Now we have three ideas and many different ways to apply them to practice. Lets first compare and contrast the theories. In class, we completed a Venn Diagram of the three theories (see below) and that helps me recognize how many characteristics are shared between each approach. Oh yeah, this is the fourth graphic organizer used to conceptualize these management styles and I liked this style better then my own but nothing is without flaws. For me, the Venn Diagram definitely made comparisons easier to visualize but contrasts (in this case, not necessarily in every case) were a little more challenging because the ideas were not black and white. Speaking of black and white, the fact that the organizer was color coded definitely helped me process the ideas more effectively.

Venn Diagram - Discipline Theories

Venn Diagram – Discipline Theories

Now that we have touched on the three different discipline theories discussed in class I want to pick out a strength from each and suggest how I will apply one or more approach in my own vision of teaching.
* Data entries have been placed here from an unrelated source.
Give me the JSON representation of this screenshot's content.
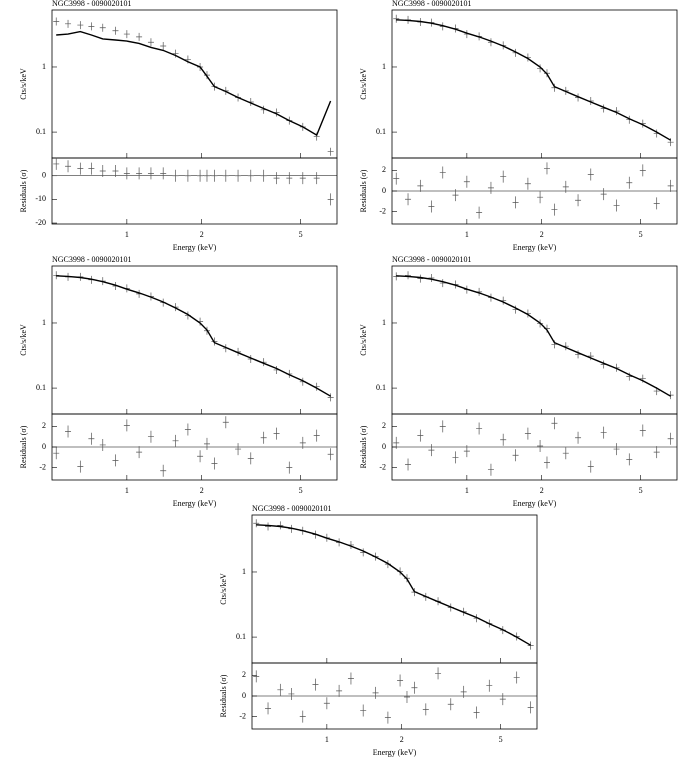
{
  "chart_data": [
    {
      "type": "spectrum",
      "title": "NGC3998 - 0090020101",
      "xlabel": "Energy (keV)",
      "ylabel": "Cts/s/keV",
      "resid_ylabel": "Residuals (σ)",
      "log": true,
      "color": "#000000",
      "point_color": "#555555",
      "xlim": [
        0.5,
        7
      ],
      "xticks": [
        1,
        2,
        5
      ],
      "ylim": [
        0.04,
        7.5
      ],
      "yticks": [
        0.1,
        1
      ],
      "resid_ylim": [
        -20.4,
        7.5
      ],
      "resid_yticks": [
        -20,
        -10,
        0
      ],
      "x": [
        0.52,
        0.58,
        0.65,
        0.72,
        0.8,
        0.9,
        1.0,
        1.12,
        1.25,
        1.4,
        1.57,
        1.76,
        1.97,
        2.1,
        2.25,
        2.5,
        2.8,
        3.15,
        3.55,
        4.0,
        4.5,
        5.1,
        5.8,
        6.6
      ],
      "model": [
        3.1,
        3.2,
        3.5,
        3.1,
        2.7,
        2.6,
        2.5,
        2.3,
        2.0,
        1.8,
        1.5,
        1.2,
        1.0,
        0.72,
        0.5,
        0.42,
        0.34,
        0.28,
        0.23,
        0.19,
        0.15,
        0.12,
        0.09,
        0.3
      ],
      "data": [
        5.0,
        4.6,
        4.4,
        4.2,
        4.0,
        3.6,
        3.2,
        2.9,
        2.4,
        2.1,
        1.6,
        1.3,
        1.0,
        0.75,
        0.5,
        0.43,
        0.34,
        0.29,
        0.22,
        0.2,
        0.15,
        0.12,
        0.085,
        0.05
      ],
      "residuals": [
        5,
        4,
        3,
        3,
        2,
        2,
        1,
        1,
        1,
        1,
        0,
        0,
        0,
        0,
        0,
        0,
        0,
        0,
        0,
        -1,
        -1,
        -1,
        -1,
        -10
      ]
    },
    {
      "type": "spectrum",
      "title": "NGC3998 - 0090020101",
      "xlabel": "Energy (keV)",
      "ylabel": "Cts/s/keV",
      "resid_ylabel": "Residuals (σ)",
      "log": true,
      "color": "#000000",
      "point_color": "#555555",
      "xlim": [
        0.5,
        7
      ],
      "xticks": [
        1,
        2,
        5
      ],
      "ylim": [
        0.04,
        7.5
      ],
      "yticks": [
        0.1,
        1
      ],
      "resid_ylim": [
        -3.2,
        3.2
      ],
      "resid_yticks": [
        -2,
        0,
        2
      ],
      "x": [
        0.52,
        0.58,
        0.65,
        0.72,
        0.8,
        0.9,
        1.0,
        1.12,
        1.25,
        1.4,
        1.57,
        1.76,
        1.97,
        2.1,
        2.25,
        2.5,
        2.8,
        3.15,
        3.55,
        4.0,
        4.5,
        5.1,
        5.8,
        6.6
      ],
      "model": [
        5.3,
        5.2,
        5.0,
        4.7,
        4.3,
        3.8,
        3.3,
        2.9,
        2.5,
        2.1,
        1.7,
        1.35,
        1.0,
        0.78,
        0.5,
        0.42,
        0.35,
        0.29,
        0.24,
        0.2,
        0.16,
        0.13,
        0.1,
        0.075
      ],
      "data": [
        5.5,
        5.3,
        4.9,
        4.8,
        4.2,
        3.9,
        3.2,
        2.95,
        2.4,
        2.15,
        1.65,
        1.4,
        0.95,
        0.8,
        0.48,
        0.43,
        0.34,
        0.3,
        0.23,
        0.21,
        0.155,
        0.135,
        0.095,
        0.07
      ],
      "residuals": [
        1.2,
        -0.8,
        0.5,
        -1.5,
        1.8,
        -0.4,
        0.9,
        -2.1,
        0.3,
        1.4,
        -1.1,
        0.7,
        -0.6,
        2.2,
        -1.8,
        0.4,
        -0.9,
        1.6,
        -0.3,
        -1.4,
        0.8,
        2.0,
        -1.2,
        0.5
      ]
    },
    {
      "type": "spectrum",
      "title": "NGC3998 - 0090020101",
      "xlabel": "Energy (keV)",
      "ylabel": "Cts/s/keV",
      "resid_ylabel": "Residuals (σ)",
      "log": true,
      "color": "#000000",
      "point_color": "#555555",
      "xlim": [
        0.5,
        7
      ],
      "xticks": [
        1,
        2,
        5
      ],
      "ylim": [
        0.04,
        7.5
      ],
      "yticks": [
        0.1,
        1
      ],
      "resid_ylim": [
        -3.2,
        3.2
      ],
      "resid_yticks": [
        -2,
        0,
        2
      ],
      "x": [
        0.52,
        0.58,
        0.65,
        0.72,
        0.8,
        0.9,
        1.0,
        1.12,
        1.25,
        1.4,
        1.57,
        1.76,
        1.97,
        2.1,
        2.25,
        2.5,
        2.8,
        3.15,
        3.55,
        4.0,
        4.5,
        5.1,
        5.8,
        6.6
      ],
      "model": [
        5.3,
        5.2,
        5.0,
        4.7,
        4.3,
        3.8,
        3.3,
        2.9,
        2.5,
        2.1,
        1.7,
        1.35,
        1.0,
        0.78,
        0.5,
        0.42,
        0.35,
        0.29,
        0.24,
        0.2,
        0.16,
        0.13,
        0.1,
        0.075
      ],
      "data": [
        5.4,
        5.1,
        5.1,
        4.6,
        4.4,
        3.7,
        3.4,
        2.8,
        2.55,
        2.05,
        1.75,
        1.3,
        1.05,
        0.76,
        0.52,
        0.41,
        0.36,
        0.28,
        0.25,
        0.19,
        0.165,
        0.125,
        0.105,
        0.072
      ],
      "residuals": [
        -0.6,
        1.5,
        -1.9,
        0.8,
        0.2,
        -1.3,
        2.1,
        -0.5,
        1.0,
        -2.3,
        0.6,
        1.7,
        -0.9,
        0.3,
        -1.6,
        2.4,
        -0.2,
        -1.1,
        0.9,
        1.3,
        -2.0,
        0.4,
        1.1,
        -0.7
      ]
    },
    {
      "type": "spectrum",
      "title": "NGC3998 - 0090020101",
      "xlabel": "Energy (keV)",
      "ylabel": "Cts/s/keV",
      "resid_ylabel": "Residuals (σ)",
      "log": true,
      "color": "#000000",
      "point_color": "#555555",
      "xlim": [
        0.5,
        7
      ],
      "xticks": [
        1,
        2,
        5
      ],
      "ylim": [
        0.04,
        7.5
      ],
      "yticks": [
        0.1,
        1
      ],
      "resid_ylim": [
        -3.2,
        3.2
      ],
      "resid_yticks": [
        -2,
        0,
        2
      ],
      "x": [
        0.52,
        0.58,
        0.65,
        0.72,
        0.8,
        0.9,
        1.0,
        1.12,
        1.25,
        1.4,
        1.57,
        1.76,
        1.97,
        2.1,
        2.25,
        2.5,
        2.8,
        3.15,
        3.55,
        4.0,
        4.5,
        5.1,
        5.8,
        6.6
      ],
      "model": [
        5.3,
        5.2,
        5.0,
        4.7,
        4.3,
        3.8,
        3.3,
        2.9,
        2.5,
        2.1,
        1.7,
        1.35,
        1.0,
        0.78,
        0.5,
        0.42,
        0.35,
        0.29,
        0.24,
        0.2,
        0.16,
        0.13,
        0.1,
        0.075
      ],
      "data": [
        5.2,
        5.4,
        4.8,
        4.9,
        4.1,
        3.9,
        3.25,
        3.0,
        2.45,
        2.2,
        1.6,
        1.4,
        0.98,
        0.82,
        0.47,
        0.44,
        0.33,
        0.31,
        0.23,
        0.205,
        0.15,
        0.14,
        0.09,
        0.078
      ],
      "residuals": [
        0.4,
        -1.7,
        1.1,
        -0.3,
        2.0,
        -1.0,
        -0.4,
        1.8,
        -2.2,
        0.7,
        -0.8,
        1.3,
        0.1,
        -1.5,
        2.3,
        -0.6,
        0.9,
        -1.9,
        1.4,
        -0.2,
        -1.2,
        1.6,
        -0.5,
        0.8
      ]
    },
    {
      "type": "spectrum",
      "title": "NGC3998 - 0090020101",
      "xlabel": "Energy (keV)",
      "ylabel": "Cts/s/keV",
      "resid_ylabel": "Residuals (σ)",
      "log": true,
      "color": "#000000",
      "point_color": "#555555",
      "xlim": [
        0.5,
        7
      ],
      "xticks": [
        1,
        2,
        5
      ],
      "ylim": [
        0.04,
        7.5
      ],
      "yticks": [
        0.1,
        1
      ],
      "resid_ylim": [
        -3.2,
        3.2
      ],
      "resid_yticks": [
        -2,
        0,
        2
      ],
      "x": [
        0.52,
        0.58,
        0.65,
        0.72,
        0.8,
        0.9,
        1.0,
        1.12,
        1.25,
        1.4,
        1.57,
        1.76,
        1.97,
        2.1,
        2.25,
        2.5,
        2.8,
        3.15,
        3.55,
        4.0,
        4.5,
        5.1,
        5.8,
        6.6
      ],
      "model": [
        5.3,
        5.2,
        5.0,
        4.7,
        4.3,
        3.8,
        3.3,
        2.9,
        2.5,
        2.1,
        1.7,
        1.35,
        1.0,
        0.78,
        0.5,
        0.42,
        0.35,
        0.29,
        0.24,
        0.2,
        0.16,
        0.13,
        0.1,
        0.075
      ],
      "data": [
        5.6,
        5.0,
        5.2,
        4.6,
        4.3,
        3.75,
        3.35,
        2.85,
        2.6,
        2.0,
        1.72,
        1.32,
        1.02,
        0.8,
        0.49,
        0.415,
        0.355,
        0.285,
        0.245,
        0.195,
        0.162,
        0.128,
        0.102,
        0.074
      ],
      "residuals": [
        1.9,
        -1.2,
        0.6,
        0.2,
        -2.0,
        1.1,
        -0.7,
        0.5,
        1.7,
        -1.4,
        0.3,
        -2.1,
        1.5,
        -0.1,
        0.8,
        -1.3,
        2.2,
        -0.8,
        0.4,
        -1.6,
        1.0,
        -0.3,
        1.8,
        -1.1
      ]
    }
  ]
}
Canter’s Assertive Discipline: Expectations of behaviors are clear and consistent

Albert’s Cooperative Discipline: Uses misbehaviors as an opportunity to learn

Kohn’s Beyond Discipline: Provides a “least” restrictive environment for learners

I have to say the three strengths listed above are exactly how I want to manage my learners. As I discussed in my first post, I want to foster an environment where students feel safe and secure and learning takes place with little to no unnecessary interruptions. My ideal approach will be a cooperative community in which expectations of rules, procedures, learning and self are clear and consistent and set and agreed upon from day one. Misbehaviors and challenges that go against the agreed upon behaviors will be used as a tool to encourage higher level thinking and self-regulation that will allow learners to feel less restricted and more available to learning. I cannot state that one model above is the “right” model for me but I do believe having resources that back up your teaching style is important for administrators and parents so if I had to choose it would be Albert’s Cooperative Discipline but with more time and experience I’m sure I can find a theory or merge the theories to defend my ways. Also, it does all matter who my students are so I cannot definitively give my answer but I feel my foundation has been laid 🙂

Wow! Only four more classes left this semester! What will the future weeks hold? Stay tuned!


Charles, C.M. (2002). Building Classroom Discipline. Allyn and Bacon: Boston.